Actualité et archéologie du Moyen-Orient et du monde de la Bible

Alep se relève

Andrea Avveduto, en Syrie
31 janvier 2017
email whatsapp whatsapp facebook twitter version imprimable

Nous voici dans la deuxième ville de Syrie, au milieu des maisons et des routes détruites. La scène est douloureuse, mais elle laisse aussi miroiter des raisons d'espérer. La vie refleurit même sous les décombres.


Décombres. Maisons et routes détruites sur des kilomètres. C’est l’étape la plus douloureuse du voyage en Syrie, où l’émotion se contient avec plus d’effort.

Bienvenue à Alep ! Les panneaux indiquant l’entrée de l’ancienne capitale du Nord semblent presque être une plaisanterie. Les signes de la sanglante bataille qui, il y a quelques semaines, a réussi à expulser les forces rebelles, sont la cicatrice la plus flagrante dans cette grande ville. Mais même la guerre n’a pas réussi à détruire l’homme. Les visages des personnes sont redevenus souriants, les voitures ont recommencé à circuler. Certains commerces ont aussi repris de l’activité, et le soir, quelques lumières aux fenêtres illuminent les maisons des aleppins. Le traffic bloque de nouveau la ville, et les klaxons font rage comme dans toute ville arabe qui se respecte.

Il suffit cependant de tourner à l’angle,  pour se remplir les yeux de bâtiments éventrés par les missiles et les bombes ; d’enfants qui jouent avec les débris des maisons ; de personnes âgées qui fouillent dans les détritus pour trouver quelque chose à manger ; de soldats fatigués et affamés qui regardent d’un air désolé ce qui reste du « Paris du Moyen-Orient. » L’eau va et vient, tout comme l’électricité. Cela affecte le silence, étouffé, pendant qu’en tâtonnant, nous passons à travers les décombres des rues de quartiers. Qui sait combien de temps il faudra pour tout reconstruire… L’ampleur du travail pour soulager la douleur de ceux qui ont perdu femmes, enfants, maisons et proches.

Même les morts n’ont pas la paix dans cette guerre. Lorsque le curé de la paroisse latine Ibrahim Alsabagh nous emmène au cimetière, il nous montre les tombes de personnes entièrement à découvert.
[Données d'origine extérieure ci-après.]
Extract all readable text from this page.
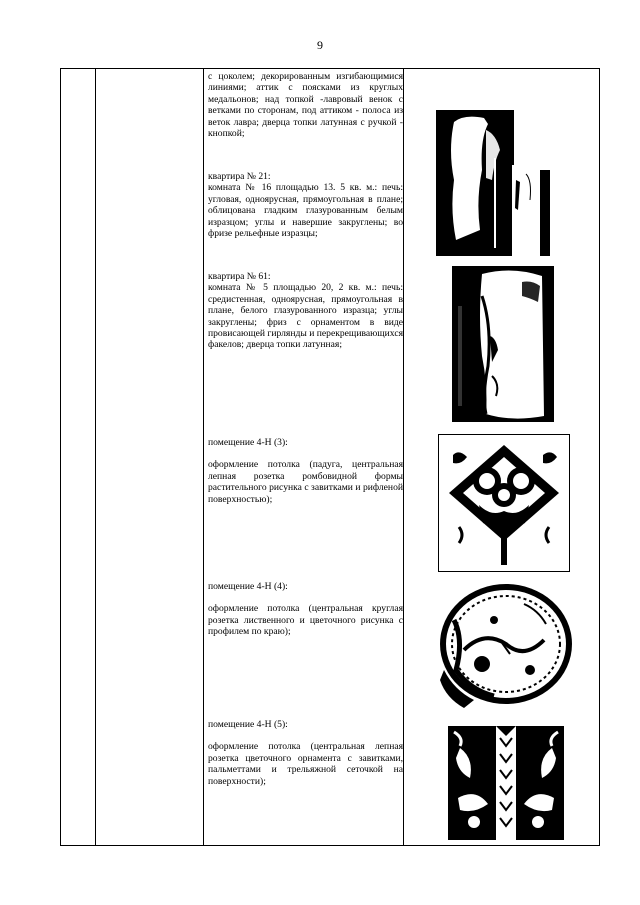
9

с цоколем; декорированным изгибающимися линиями; аттик с поясками из круглых медальонов; над топкой -лавровый венок с ветками по сторонам, под аттиком - полоса из веток лавра; дверца топки латунная с ручкой - кнопкой;

квартира № 21:

комната № 16 площадью 13. 5 кв. м.: печь: угловая, одноярусная, прямоугольная в плане; облицована гладким глазурованным белым изразцом; углы и навершие закруглены; во фризе рельефные изразцы;

квартира № 61:

комната № 5 площадью 20, 2 кв. м.: печь: средистенная, одноярусная, прямоугольная в плане, белого глазурованного изразца; углы закруглены; фриз с орнаментом в виде провисающей гирлянды и перекрещивающихся факелов; дверца топки латунная;

помещение 4-Н (3):

оформление потолка (падуга, центральная лепная розетка ромбовидной формы растительного рисунка с завитками и рифленой поверхностью);

помещение 4-Н (4):

оформление потолка (центральная круглая розетка лиственного и цветочного рисунка с профилем по краю);

помещение 4-Н (5):

оформление потолка (центральная лепная розетка цветочного орнамента с завитками, пальметтами и трельяжной сеточкой на поверхности);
Il explique : « Nous n’avons eu aucun cas de profanation heureusement, mais beaucoup de voleurs sont venus dérober ce que les parents des défunts avaient mis à leurs proches au moment de l’enterrement. »

Dans ce cimetière détruit travaille Tarek, un jeune syrien qui est en train de repeindre la chapelle dévastée par les bombardements. Avec lui et l’ingénieur Toni, nous poursuivons à pieds pour visiter quelques maisons endommagées par les bombardements, et désormais réhabilitées grâce à un projet soutenu par l’Association pro Terra Sancta. L’objectif, ambitieux, est de permettre à 29 familles de retourner vivre dans leurs maisons « et de cette manière d’encourager aussi ceux qui ont fui le pays, à revenir. »

On travaille en continu dans la paroisse de Saint-François. Les puits d’eau potable sont toujours disponibles pour les personnes qui n’ont pas de moyens, et plusieurs bus partent chaque minute pour distribuer cette eau au-delà du quartier d’Azizieh. Le jeudi est dédié à la distribution de colis alimentaires. Au centre d’accueil, nous rencontrons Bashir, un garçon de cinq ans. Son père est disparu quelque part et sa mère ne travaille pas. Le seul espoir qu’elle et son fils ont de survivre, réside dans l’aide qu’ils reçoivent chaque semaine de la paroisse. Bashir est timide, mais sourit quand il nous voit. Comme lui, des centaines de personnes attendent leur tour dans le salon. A chacun est remis un bon pour acheter de la nourriture et les médicaments dont ils ont besoin. Mais d’abord, en un bref instant de silence, Ibrahim invite tout le monde à prier pour invoquer le don tant attendu de la paix en Syrie. Parce que le pain est important, mais il n’est pas tout.

A l’hôpital Saint-Louis nous rencontrons Giudy, 11 ans, avec sa mère. Giudy a été frappée par deux éclats d’obus qui ont atteint le cerveau. Elle ne sortira probablement pas du coma profond dans lequel elle est entrée. Elle ouvre et ferme les yeux. Sa mère, musulmane, regarde l’icône de la Vierge accrochée au mur. Et quand Ibrahim trace le signe de croix sur le front blanc de la jeune fille, elle se retourne, souriant à son enfant. Bienvenue à Alep, où l’espoir et la douleur sont intimement liés et difficilement dissociables, mais la vie est revenue. Finalement, après longtemps, trop longtemps.